Debra is also a professor in the Faculty of Agricultural, Life and Environmental Sciences at the University of Alberta and volunteers their time to the farm. Although the farm is a 1.5 acre, mixed crop, community food system located on the University of Alberta’s South Campus, it is a separate entity from the University itself.
“Our first goal is community.”
“Our first goal is community”, says Debra, with the hope for Edmontonians to build a more intimate relationship with their food. They do this by providing skill-building opportunities in alternative and regenerative methods of growing food in an urban setting while building food security.
The main principle of the Prairie Urban Farm is simple: to give more to the community than it takes. Behind the scenes, includes a large volunteer mix of faculty, students, and the public. They also have support from a board of advisors and a core group of 10-15 mentors.
“We made a really explicit effort to try to bring in a diversity of different groups”, explains Debra. They do this by building relationships with community organizations such as the Multicultural Health Brokers and Adaptabilities. In addition, they also have many volunteers from the University of Alberta student body, which includes a large number of international students. “I think that opens doors amongst other ethnic communities”, says Debra.
“We want to be able to constantly experiment and try new methods, and also to make the people feel like they’re contributing — to let them kind of play with their ideas”.
Some examples of this include experiments with core gardening, a plot dedicated to growing sage, cedar, and tobacco (looked after by an Indigenous elder), and pruning different rows of tomatoes completely differently. They centre around skill-building opportunities for their volunteers, sharing a space for everyone to focus their learning on whatever it is they are interested in — whether that be power tools, building garden beds, growing flowers, etc. “If you have an idea, let’s talk about it and let’s see what we can do”, Debra says, explaining their mentality at the farm.
“It’s often…what we do — those of us amongst privilege groups — is we set the rules, we set the table, we prepare the food, and then we invite people to come.”
“It’s often…what we do — those of us amongst privilege groups — is we set the rules, we set the table, we prepare the food, and then we invite people to come. That means that the setting of the table, the food that’s offered….is only coming from my culture and I’m already dictating what the rules are, and what the norms are. I think far too many well-meaning efforts have kind of followed that approach. It’s really I think a matter of those of us in positions of privilege letting go control and you know and bringing others in to help shape it.” – Debra Davidson, Prairie Urban Farm.

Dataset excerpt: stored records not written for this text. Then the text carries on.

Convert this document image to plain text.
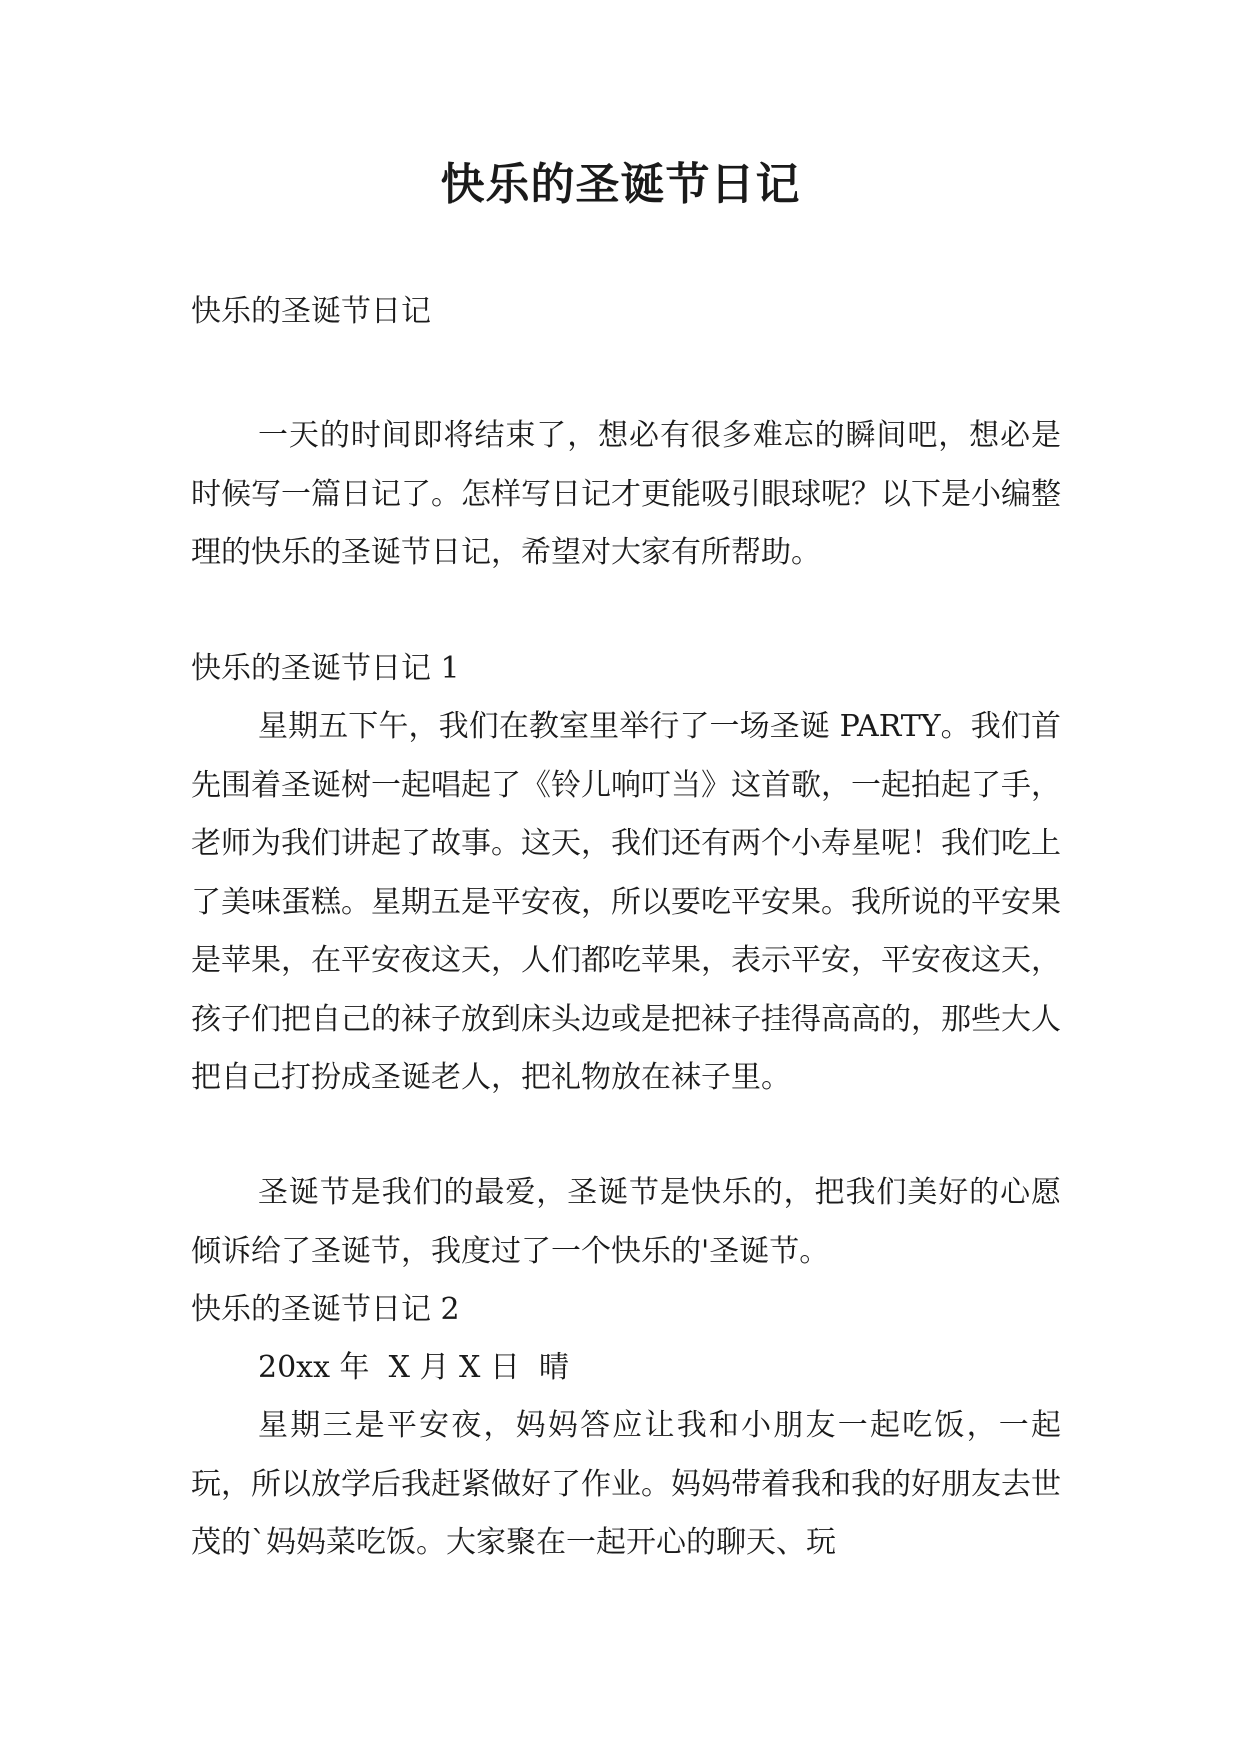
快乐的圣诞节日记

快乐的圣诞节日记

一天的时间即将结束了，想必有很多难忘的瞬间吧，想必是时候写一篇日记了。怎样写日记才更能吸引眼球呢？以下是小编整理的快乐的圣诞节日记，希望对大家有所帮助。

快乐的圣诞节日记 1

星期五下午，我们在教室里举行了一场圣诞 PARTY。我们首先围着圣诞树一起唱起了《铃儿响叮当》这首歌，一起拍起了手，老师为我们讲起了故事。这天，我们还有两个小寿星呢！我们吃上了美味蛋糕。星期五是平安夜，所以要吃平安果。我所说的平安果是苹果，在平安夜这天，人们都吃苹果，表示平安，平安夜这天，孩子们把自己的袜子放到床头边或是把袜子挂得高高的，那些大人把自己打扮成圣诞老人，把礼物放在袜子里。

圣诞节是我们的最爱，圣诞节是快乐的，把我们美好的心愿倾诉给了圣诞节，我度过了一个快乐的'圣诞节。

快乐的圣诞节日记 2

20xx 年  X 月 X 日  晴

星期三是平安夜，妈妈答应让我和小朋友一起吃饭，一起玩，所以放学后我赶紧做好了作业。妈妈带着我和我的好朋友去世茂的`妈妈菜吃饭。大家聚在一起开心的聊天、玩
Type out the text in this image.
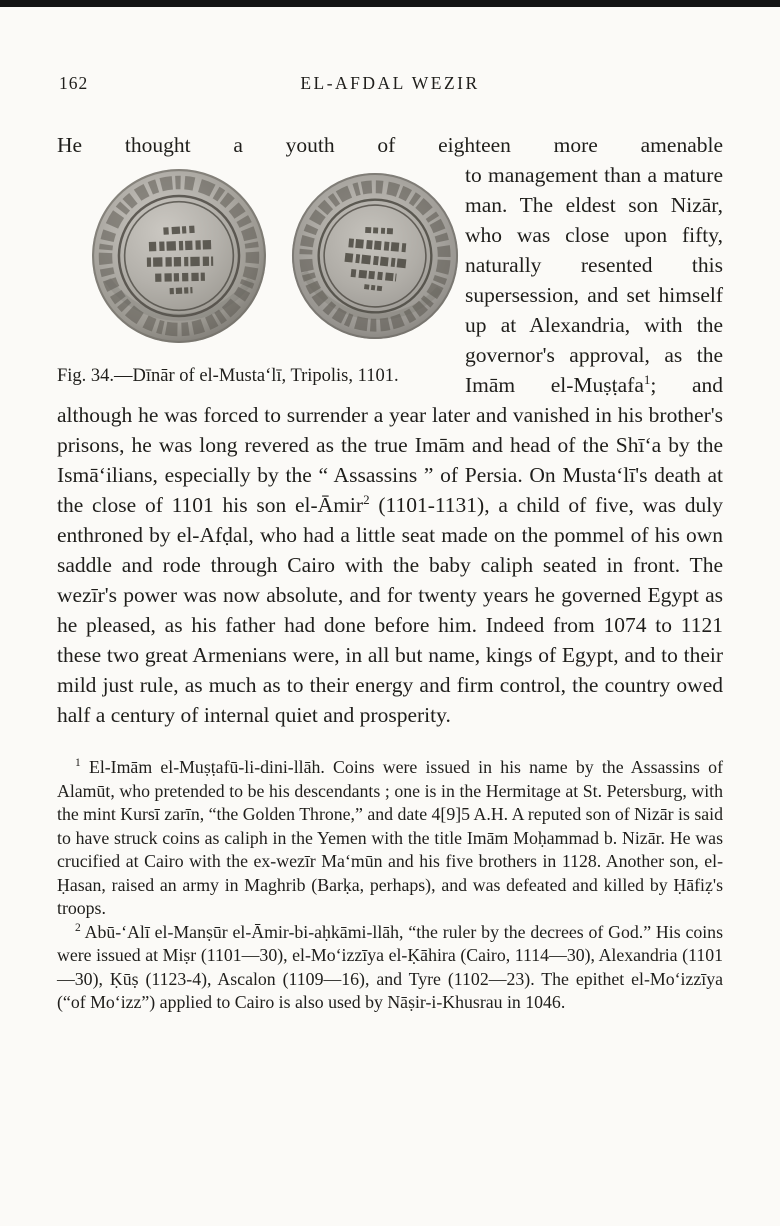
162	EL-AFDAL WEZIR
He thought a youth of eighteen more amenable

Fig. 34.—Dīnār of el-Musta‘lī, Tripolis, 1101.
to management than a mature man. The eldest son Nizār, who was close upon fifty, naturally resented this supersession, and set himself up at Alexandria, with the governor's approval, as the Imām el-Muṣṭafa$^1$; and although he was forced to surrender a year later and vanished in his brother's prisons, he was long revered as the true Imām and head of the Shī‘a by the Ismā‘ilians, especially by the “ Assassins ” of Persia. On Musta‘lī's death at the close of 1101 his son el-Āmir$^2$ (1101-1131), a child of five, was duly enthroned by el-Afḍal, who had a little seat made on the pommel of his own saddle and rode through Cairo with the baby caliph seated in front. The wezīr's power was now absolute, and for twenty years he governed Egypt as he pleased, as his father had done before him. Indeed from 1074 to 1121 these two great Armenians were, in all but name, kings of Egypt, and to their mild just rule, as much as to their energy and firm control, the country owed half a century of internal quiet and prosperity.

$^1$ El-Imām el-Muṣṭafū-li-dini-llāh. Coins were issued in his name by the Assassins of Alamūt, who pretended to be his descendants ; one is in the Hermitage at St. Petersburg, with the mint Kursī zarīn, “the Golden Throne,” and date 4[9]5 A.H. A reputed son of Nizār is said to have struck coins as caliph in the Yemen with the title Imām Moḥammad b. Nizār. He was crucified at Cairo with the ex-wezīr Ma‘mūn and his five brothers in 1128. Another son, el-Ḥasan, raised an army in Maghrib (Barḳa, perhaps), and was defeated and killed by Ḥāfiẓ's troops.

$^2$ Abū-‘Alī el-Manṣūr el-Āmir-bi-aḥkāmi-llāh, “the ruler by the decrees of God.” His coins were issued at Miṣr (1101—30), el-Mo‘izzīya el-Ḳāhira (Cairo, 1114—30), Alexandria (1101—30), Ḳūṣ (1123-4), Ascalon (1109—16), and Tyre (1102—23). The epithet el-Mo‘izzīya (“of Mo‘izz”) applied to Cairo is also used by Nāṣir-i-Khusrau in 1046.
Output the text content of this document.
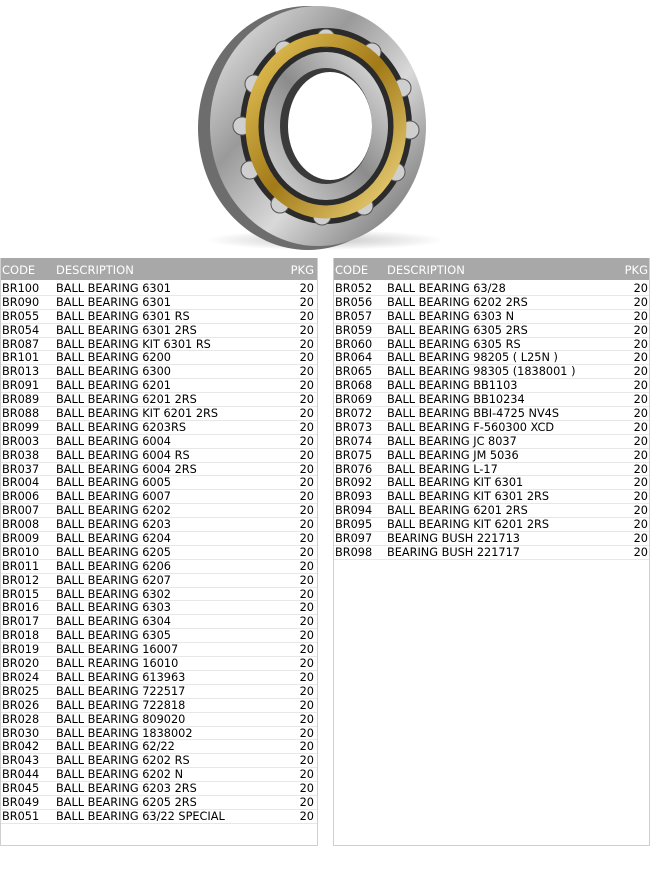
CODE DESCRIPTION	PKG
BR100 BALL BEARING 6301	20
BR090 BALL BEARING 6301	20
BR055 BALL BEARING 6301 RS	20
BR054 BALL BEARING 6301 2RS	20
BR087 BALL BEARING KIT 6301 RS	20
BR101 BALL BEARING 6200	20
BR013 BALL BEARING 6300	20
BR091 BALL BEARING 6201	20
BR089 BALL BEARING 6201 2RS	20
BR088 BALL BEARING KIT 6201 2RS	20
BR099 BALL BEARING 6203RS	20
BR003 BALL BEARING 6004	20
BR038 BALL BEARING 6004 RS	20
BR037 BALL BEARING 6004 2RS	20
BR004 BALL BEARING 6005	20
BR006 BALL BEARING 6007	20
BR007 BALL BEARING 6202	20
BR008 BALL BEARING 6203	20
BR009 BALL BEARING 6204	20
BR010 BALL BEARING 6205	20
BR011 BALL BEARING 6206	20
BR012 BALL BEARING 6207	20
BR015 BALL BEARING 6302	20
BR016 BALL BEARING 6303	20
BR017 BALL BEARING 6304	20
BR018 BALL BEARING 6305	20
BR019 BALL BEARING 16007	20
BR020 BALL REARING 16010	20
BR024 BALL BEARING 613963	20
BR025 BALL BEARING 722517	20
BR026 BALL BEARING 722818	20
BR028 BALL BEARING 809020	20
BR030 BALL BEARING 1838002	20
BR042 BALL BEARING 62/22	20
BR043 BALL BEARING 6202 RS	20
BR044 BALL BEARING 6202 N	20
BR045 BALL BEARING 6203 2RS	20
BR049 BALL BEARING 6205 2RS	20
BR051 BALL BEARING 63/22 SPECIAL	20
CODE DESCRIPTION	PKG
BR052 BALL BEARING 63/28	20
BR056 BALL BEARING 6202 2RS	20
BR057 BALL BEARING 6303 N	20
BR059 BALL BEARING 6305 2RS	20
BR060 BALL BEARING 6305 RS	20
BR064 BALL BEARING 98205 ( L25N )	20
BR065 BALL BEARING 98305 (1838001 )	20
BR068 BALL BEARING BB1103	20
BR069 BALL BEARING BB10234	20
BR072 BALL BEARING BBI-4725 NV4S	20
BR073 BALL BEARING F-560300 XCD	20
BR074 BALL BEARING JC 8037	20
BR075 BALL BEARING JM 5036	20
BR076 BALL BEARING L-17	20
BR092 BALL BEARING KIT 6301	20
BR093 BALL BEARING KIT 6301 2RS	20
BR094 BALL BEARING 6201 2RS	20
BR095 BALL BEARING KIT 6201 2RS	20
BR097 BEARING BUSH 221713	20
BR098 BEARING BUSH 221717	20
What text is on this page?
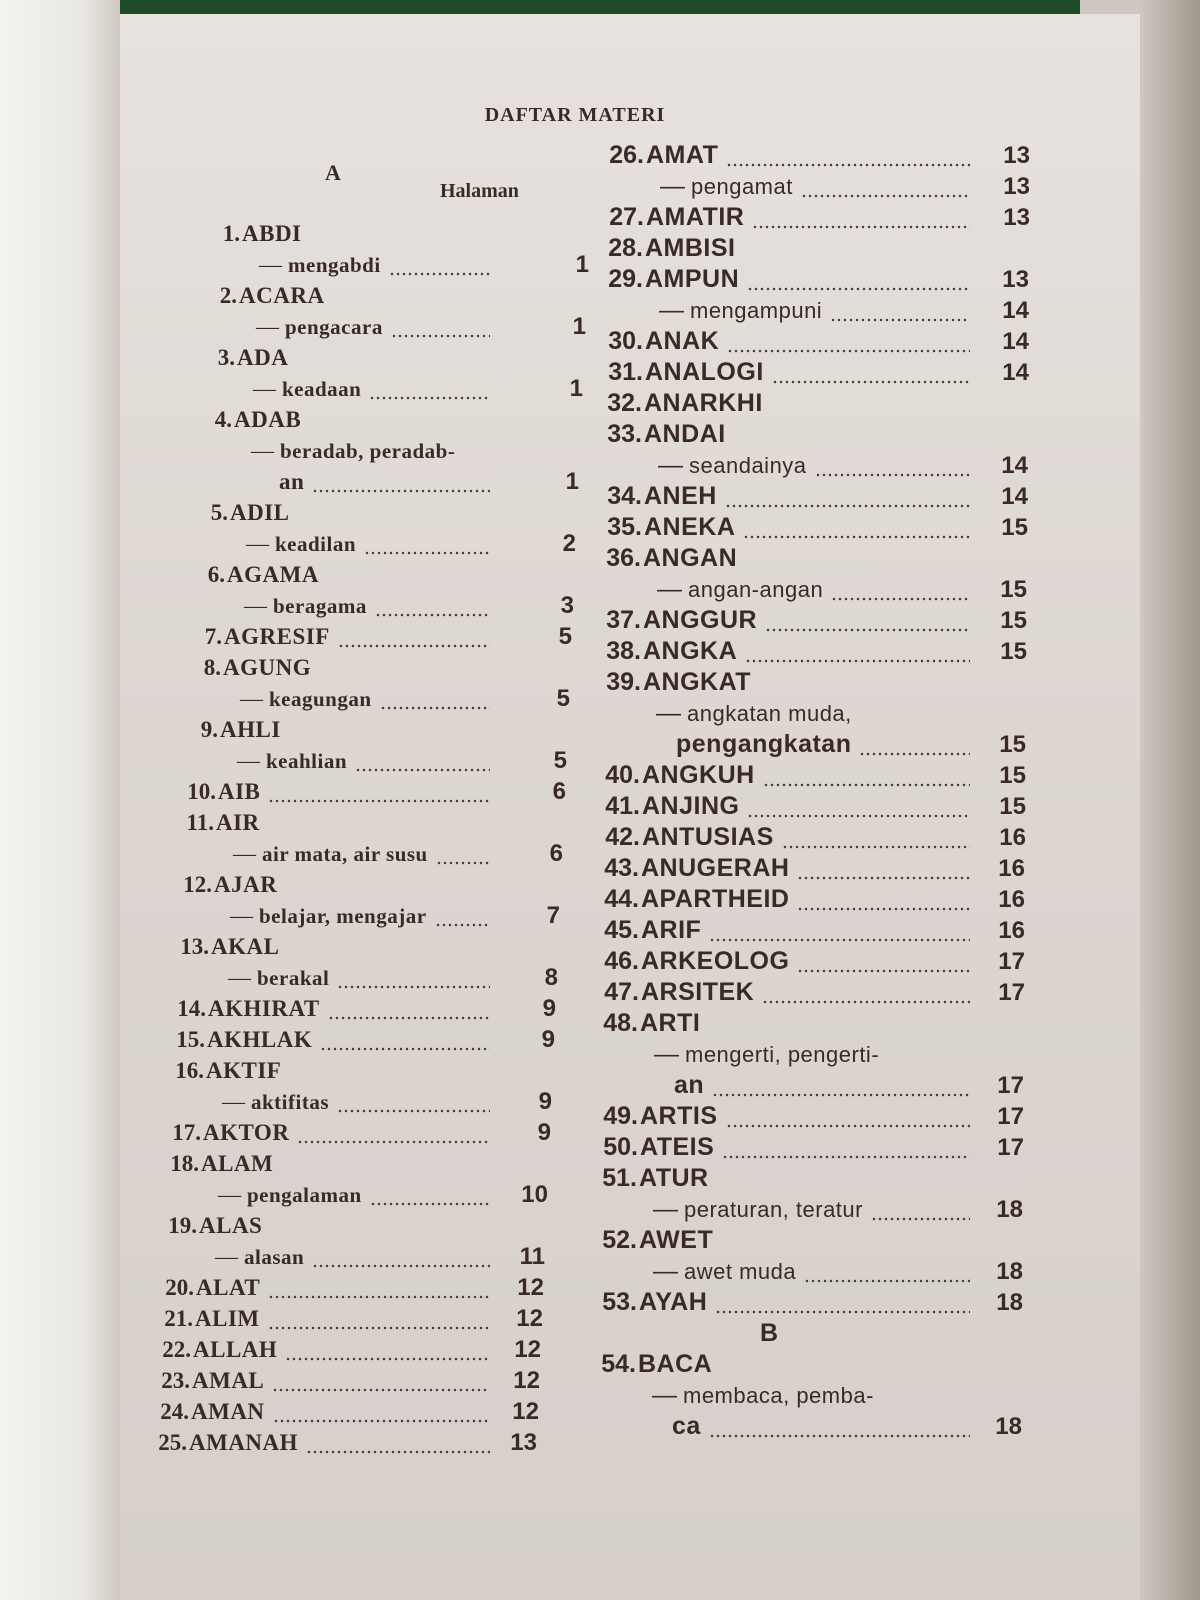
DAFTAR MATERI
A
Halaman
1.ABDI
— mengabdi	1
2.ACARA
— pengacara	1
3.ADA
— keadaan	1
4.ADAB
— beradab, peradab-
an	1
5.ADIL
— keadilan	2
6.AGAMA
— beragama	3
7.AGRESIF	5
8.AGUNG
— keagungan	5
9.AHLI
— keahlian	5
10.AIB	6
11.AIR
— air mata, air susu	6
12.AJAR
— belajar, mengajar	7
13.AKAL
— berakal	8
14.AKHIRAT	9
15.AKHLAK	9
16.AKTIF
— aktifitas	9
17.AKTOR	9
18.ALAM
— pengalaman	10
19.ALAS
— alasan	11
20.ALAT	12
21.ALIM	12
22.ALLAH	12
23.AMAL	12
24.AMAN	12
25.AMANAH	13
26.AMAT	13
— pengamat	13
27.AMATIR	13
28.AMBISI
29.AMPUN	13
— mengampuni	14
30.ANAK	14
31.ANALOGI	14
32.ANARKHI
33.ANDAI
— seandainya	14
34.ANEH	14
35.ANEKA	15
36.ANGAN
— angan-angan	15
37.ANGGUR	15
38.ANGKA	15
39.ANGKAT
— angkatan muda,
pengangkatan	15
40.ANGKUH	15
41.ANJING	15
42.ANTUSIAS	16
43.ANUGERAH	16
44.APARTHEID	16
45.ARIF	16
46.ARKEOLOG	17
47.ARSITEK	17
48.ARTI
— mengerti, pengerti-
an	17
49.ARTIS	17
50.ATEIS	17
51.ATUR
— peraturan, teratur	18
52.AWET
— awet muda	18
53.AYAH	18
B
54.BACA
— membaca, pemba-
ca	18
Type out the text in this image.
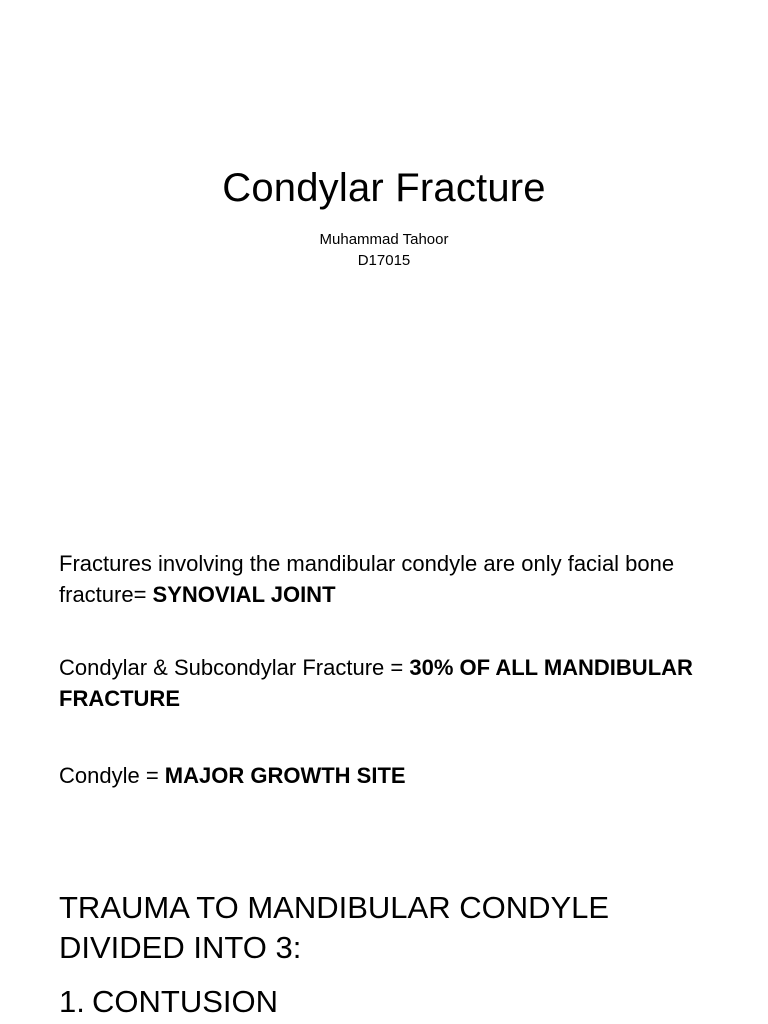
Condylar Fracture
Muhammad Tahoor
D17015
Fractures involving the mandibular condyle are only facial bone fracture= SYNOVIAL JOINT
Condylar & Subcondylar Fracture = 30% OF ALL MANDIBULAR FRACTURE
Condyle = MAJOR GROWTH SITE
TRAUMA TO MANDIBULAR CONDYLE DIVIDED INTO 3:
1. CONTUSION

With over 10% of Alberta who are food insecure (Alberta Health Services. 2017. Household food insecurity in Alberta: A backgrounder), Prairie Urban Farm is making steps in helping close that gap. Volunteers contribute their time as they can — for some that’s twice a year and for others, that’s upwards of 20 hours per week. Debra explains, “ we don’t wanna ask too much or more than what people can give”.
In the future, Debra hopes to build a food forest, bringing permaculture into the farm in a more meaningful way. They’re also hoping to add on more learning and workshop activities to build more outreach with the community. There’s also talks about experimenting with heritage grains, something that isn’t so common in Alberta agriculture. Regardless of what’s next, one thing is certain — Prairie Urban Farm is helping people build better relations with food systems in Alberta.